Every month, I critique dozens of sales emails, flyers, and websites. I'm often amazed at the creaky verbiage that salespeople and marketers believe will influence customers to buy. Here are 10 phrases that are long past their expiration date.

1. "Increase your productivity"

Every product that's sold to businesses promises to do this, so why bother saying so? In any case, productivity is such an abstract concept that it's practically meaningless. Say this instead: "Decreases the cost of [something] by [number] percent."

2. "Money-back guarantee"

While the ability to return a product for a refund makes sense, the phrase "money-back guarantee" reeks of carnival barkers selling slicer-dicers. Say this instead: "We accept returns."

3. "Saves time and money"

Once again, every product that's sold to businesses promises this, so stating it is wasted ink or breath. Time and money are the same thing, anyway, so it's also redundant. Say this instead: "Saves [specific amount of money] or eliminates [specific number of hours].

4. "Competitive advantage"

Selling more or making more profit than the other guy is a relatively simple concept. Why tart it up with biz-blab terminology. Say this instead: "Sell more than your competitors" or "Make more than your competitors."

5. "Feel free to call"

Customers neither need nor want permission to call you.
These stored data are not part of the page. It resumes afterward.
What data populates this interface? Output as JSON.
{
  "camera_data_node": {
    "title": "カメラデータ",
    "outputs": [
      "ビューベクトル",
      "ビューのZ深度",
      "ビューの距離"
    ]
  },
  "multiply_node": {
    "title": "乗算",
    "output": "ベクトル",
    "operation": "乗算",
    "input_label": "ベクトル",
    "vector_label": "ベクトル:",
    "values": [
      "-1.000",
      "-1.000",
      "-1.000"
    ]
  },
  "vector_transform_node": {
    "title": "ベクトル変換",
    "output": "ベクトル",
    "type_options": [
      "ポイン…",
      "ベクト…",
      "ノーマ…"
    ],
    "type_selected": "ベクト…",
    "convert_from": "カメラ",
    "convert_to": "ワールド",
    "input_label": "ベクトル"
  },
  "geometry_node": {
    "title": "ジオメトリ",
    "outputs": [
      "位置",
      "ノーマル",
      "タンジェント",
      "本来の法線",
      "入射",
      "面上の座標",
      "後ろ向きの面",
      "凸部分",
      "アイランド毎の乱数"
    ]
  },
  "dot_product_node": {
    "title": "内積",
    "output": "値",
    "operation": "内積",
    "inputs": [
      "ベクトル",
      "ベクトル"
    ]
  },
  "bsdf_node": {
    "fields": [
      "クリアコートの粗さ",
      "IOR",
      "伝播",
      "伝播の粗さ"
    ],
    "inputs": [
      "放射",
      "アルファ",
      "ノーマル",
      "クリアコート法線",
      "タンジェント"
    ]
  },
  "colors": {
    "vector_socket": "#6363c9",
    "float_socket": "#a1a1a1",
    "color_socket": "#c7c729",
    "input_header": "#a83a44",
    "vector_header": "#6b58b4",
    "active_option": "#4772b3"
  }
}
If they're interested, they'll call, regardless of how "free" they feel about it. Say this instead: Nothing. If your telephone number is there, the customer will figure out what to do with it.
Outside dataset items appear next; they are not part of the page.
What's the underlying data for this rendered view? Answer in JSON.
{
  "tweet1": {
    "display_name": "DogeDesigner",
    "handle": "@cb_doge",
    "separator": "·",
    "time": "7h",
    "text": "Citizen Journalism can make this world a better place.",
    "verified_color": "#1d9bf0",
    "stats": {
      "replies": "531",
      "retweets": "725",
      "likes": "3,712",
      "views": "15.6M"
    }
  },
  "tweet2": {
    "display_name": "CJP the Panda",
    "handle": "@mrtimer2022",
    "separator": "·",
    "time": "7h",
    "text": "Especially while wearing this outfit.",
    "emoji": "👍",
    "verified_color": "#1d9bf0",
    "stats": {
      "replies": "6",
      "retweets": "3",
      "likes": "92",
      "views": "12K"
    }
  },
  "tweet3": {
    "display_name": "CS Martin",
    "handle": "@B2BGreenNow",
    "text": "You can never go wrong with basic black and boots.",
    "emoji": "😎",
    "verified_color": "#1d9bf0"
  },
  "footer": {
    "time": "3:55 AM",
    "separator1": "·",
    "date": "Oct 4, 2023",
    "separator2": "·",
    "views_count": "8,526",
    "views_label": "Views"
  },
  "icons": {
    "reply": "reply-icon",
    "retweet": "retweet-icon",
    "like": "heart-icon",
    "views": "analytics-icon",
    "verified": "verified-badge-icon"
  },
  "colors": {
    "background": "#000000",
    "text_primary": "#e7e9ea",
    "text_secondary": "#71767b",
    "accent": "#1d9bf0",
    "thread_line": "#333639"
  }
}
6. "For more information..."

Customers are already on permanent information overload. They don't need you telling them where they can get even more overloaded. Say this instead: Nothing. If they want more information they'll ask.

7. "What if I could..."

This phrase attempts to trap the customer into committing to buy, assuming you can deliver what's promised. Only one problem: Customers don't like feeling trapped. Say this instead: "Here's what would be different…"

8. "Unique opportunity"

The problem here is that opportunities are almost never one of a kind. Chances are you're offering the same "uniqueness" to all of your customers. Say this instead: Nothing. Buying something is never an "opportunity" except for the seller.

9. "At no obligation to you"

In fact, the moment you start doing business with somebody in any form, you're setting up mutual obligations, if only to communicate. So it's a lie. Say this instead: Nothing.

10. "I'm not trying to sell you anything."